Choosing the right birth control is a very personal decision, and depends on many factors, such as your lifestyle, potential side effects, whether you also want protection against sexually transmitted diseases and how soon you would like to have children.
To support you to make the right choice, we’ve put together our helpful guide to finding your ideal method of contraception.
The lowdown on birth control
Also known as contraception, birth control comes in many forms, and all are designed to help prevent pregnancy and, in some cases, protect against sexually transmitted diseases or STDs. With products predominantly available for women, men can also use contraception in the form of condoms.
The various methods of birth control all work in different ways, with some coming under the banner of hormonal contraception to stop ovulation and others known as barrier methods, designed to prevent sperm reaching the egg to fertilise it. No one form of birth control suits everyone, and each has its pros and cons to carefully consider. And the type of contraception that works for you may also change over time, so it is essential to always discuss your birth control needs with your GP or healthcare professional, if you are considering a change. Birth control is useful for countless women and many are also very easy to use and keep up with.
The types on offer
When looking at birth control, there are two main forms of contraception currently available – hormonal and barrier.
Available as a tablet, implant or injection, hormonal contraceptives work to prevent the ovaries from releasing an egg every month. There are also forms of hormonal birth control that also cause other changes in your body to reduce the likelihood of an egg being fertilised, such as thickening the cervical mucus, which creates a barrier to prevent the sperm getting through.
Hormonal contraceptives include the birth control pill, hormonal patch or implant, hormonal injection, a vaginal ring and an intrauterine device or IUD and can be divided into two types – short and long acting.
Short acting hormonal birth control
These include the birth control pill, the patch and the vaginal ring, and involve more effort on the user’s part in terms of remembering to take or use them. With the exception of the mini-pill, short acting hormonal birth control contains oestrogen, which prevents eggs from being released from the ovaries. Short acting hormonal birth control also contains progesterone, which thickens the womb lining to prevent any fertilised eggs attaching to the uterus.
Long-acting hormonal methods
Also known as LARCs or long-acting reversible contraceptives. LARCs include hormone injections, implants and IUDs and offer protection against pregnancy from three months to 10 years, depending on the type you choose. LARCs take away the need to remember to take your birth control every day, but they will need to be removed by a medical professional or stopped if you are wanting to try for a baby.

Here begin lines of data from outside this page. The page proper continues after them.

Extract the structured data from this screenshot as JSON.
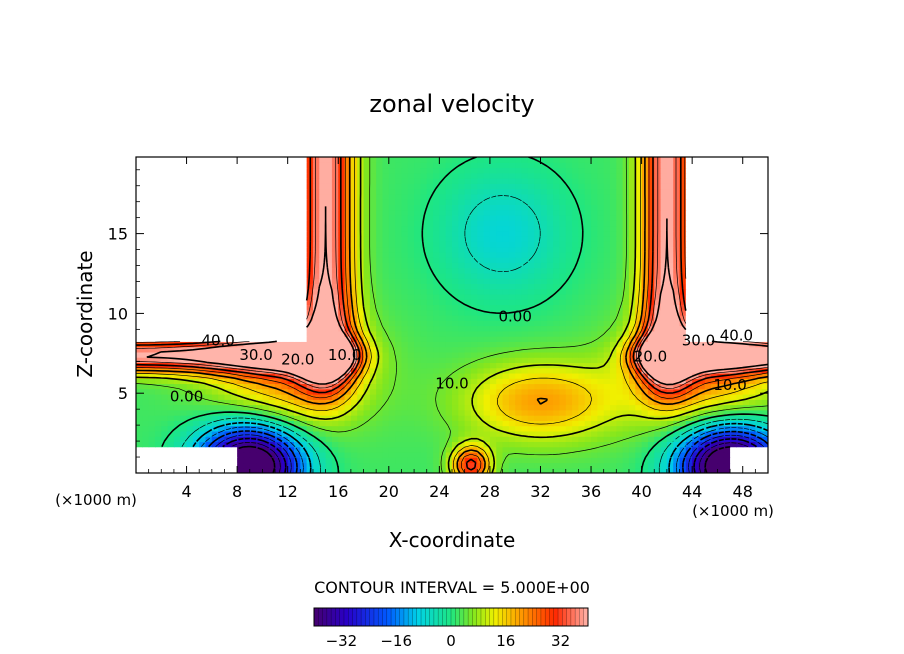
{
  "chart_data": {
    "type": "heatmap",
    "title": "zonal velocity",
    "xlabel": "X-coordinate",
    "ylabel": "Z-coordinate",
    "x_unit_left": "(×1000 m)",
    "x_unit_right": "(×1000 m)",
    "xlim": [
      0,
      50
    ],
    "ylim": [
      0,
      19.8
    ],
    "x_ticks": [
      4,
      8,
      12,
      16,
      20,
      24,
      28,
      32,
      36,
      40,
      44,
      48
    ],
    "y_ticks": [
      5,
      10,
      15
    ],
    "contour_interval_text": "CONTOUR INTERVAL = 5.000E+00",
    "contour_interval": 5,
    "colorbar": {
      "range": [
        -40,
        40
      ],
      "ticks": [
        -32,
        -16,
        0,
        16,
        32
      ],
      "tick_labels": [
        "−32",
        "−16",
        "0",
        "16",
        "32"
      ]
    },
    "contour_labels": [
      {
        "text": "40.0",
        "x": 6.5,
        "z": 8.3
      },
      {
        "text": "30.0",
        "x": 9.5,
        "z": 7.4
      },
      {
        "text": "20.0",
        "x": 12.8,
        "z": 7.1
      },
      {
        "text": "10.0",
        "x": 16.5,
        "z": 7.4
      },
      {
        "text": "0.00",
        "x": 4.0,
        "z": 4.8
      },
      {
        "text": "10.0",
        "x": 25.0,
        "z": 5.6
      },
      {
        "text": "0.00",
        "x": 30.0,
        "z": 9.8
      },
      {
        "text": "20.0",
        "x": 40.7,
        "z": 7.3
      },
      {
        "text": "30.0",
        "x": 44.5,
        "z": 8.3
      },
      {
        "text": "40.0",
        "x": 47.5,
        "z": 8.6
      },
      {
        "text": "10.0",
        "x": 47.0,
        "z": 5.5
      }
    ],
    "masked_regions_note": ""
  }
}
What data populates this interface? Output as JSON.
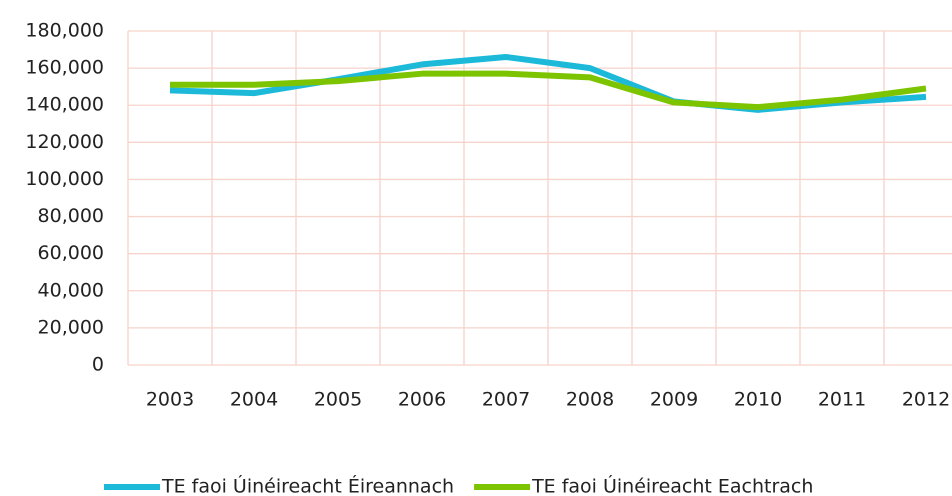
{
  "chart_data": {
    "type": "line",
    "categories": [
      "2003",
      "2004",
      "2005",
      "2006",
      "2007",
      "2008",
      "2009",
      "2010",
      "2011",
      "2012"
    ],
    "series": [
      {
        "name": "TE faoi Úinéireacht Éireannach",
        "color": "#1cb9d9",
        "values": [
          148000,
          146500,
          154000,
          162000,
          166000,
          160000,
          142000,
          137500,
          141500,
          144500
        ]
      },
      {
        "name": "TE faoi Úinéireacht Eachtrach",
        "color": "#7cc400",
        "values": [
          151000,
          151000,
          153000,
          157000,
          157000,
          155000,
          141500,
          139000,
          143000,
          149000
        ]
      }
    ],
    "ylim": [
      0,
      180000
    ],
    "yticks": [
      0,
      {
        "value": 20000,
        "label": "20,000"
      },
      {
        "value": 40000,
        "label": "40,000"
      },
      {
        "value": 60000,
        "label": "60,000"
      },
      {
        "value": 80000,
        "label": "80,000"
      },
      {
        "value": 100000,
        "label": "100,000"
      },
      {
        "value": 120000,
        "label": "120,000"
      },
      {
        "value": 140000,
        "label": "140,000"
      },
      {
        "value": 160000,
        "label": "160,000"
      },
      {
        "value": 180000,
        "label": "180,000"
      }
    ],
    "grid": true,
    "legend": "bottom"
  }
}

Hormonal birth control does not provide any additional protection against STDs but can be used in conjunction with a condom for extra peace of mind.
These methods include condoms (for both men and women), cervical caps, sponges and diaphragms. They work by creating a physical barrier that prevents the sperm from reaching the egg for fertilisation. Barrier methods need to be applied – whether that is inserted into the vagina or placed onto the penis – every time you have sex and condoms have the added benefit of being able to help protect against STDs.
What to consider when making your decision
When looking to use a method of birth control or considering a switch to a new contraceptive, always talk to your GP or sexual healthcare professional so you can make a choice based on what is right for you. When discussing your birth control needs, you will be asked to consider the following:
- Your health, including any pre-existing health conditions as well as whether you are a smoker or are overweight
- Your lifestyle, including whether you are able to make taking birth control part of your daily routine or whether a long-acting contraceptive such as a patch or IUD would work better
- If you are considering having children at some point, and if so, how soon – this can determine whether a daily pill or a longer acting contraceptive is the best option
- Your sexual health – including how often you have sex and how many partners you may have and whether you are also looking for protection against STDs
- The potential side effects to the various birth control options available for you
How effective is contraception?
Although today’s contraceptive methods have a high success rate – typically between 95-99% – no form of birth control can claim to be 100% effective. To work, your chosen form of contraceptive also has to be used correctly to give you the maximum protection against falling pregnant. Forgetting to take the daily pill at the same time every day, a split condom or certain other prescription medications, for example, can drastically all reduce the effectiveness of your birth control.
If you suspect your birth control has failed, then you can take emergency contraceptive, which taken within three to five days of unprotected sex can help to prevent a pregnancy.
The emergency contraceptive pill can be obtained from most pharmacies as well as your GP, NHS walk in centre or sexual health clinic.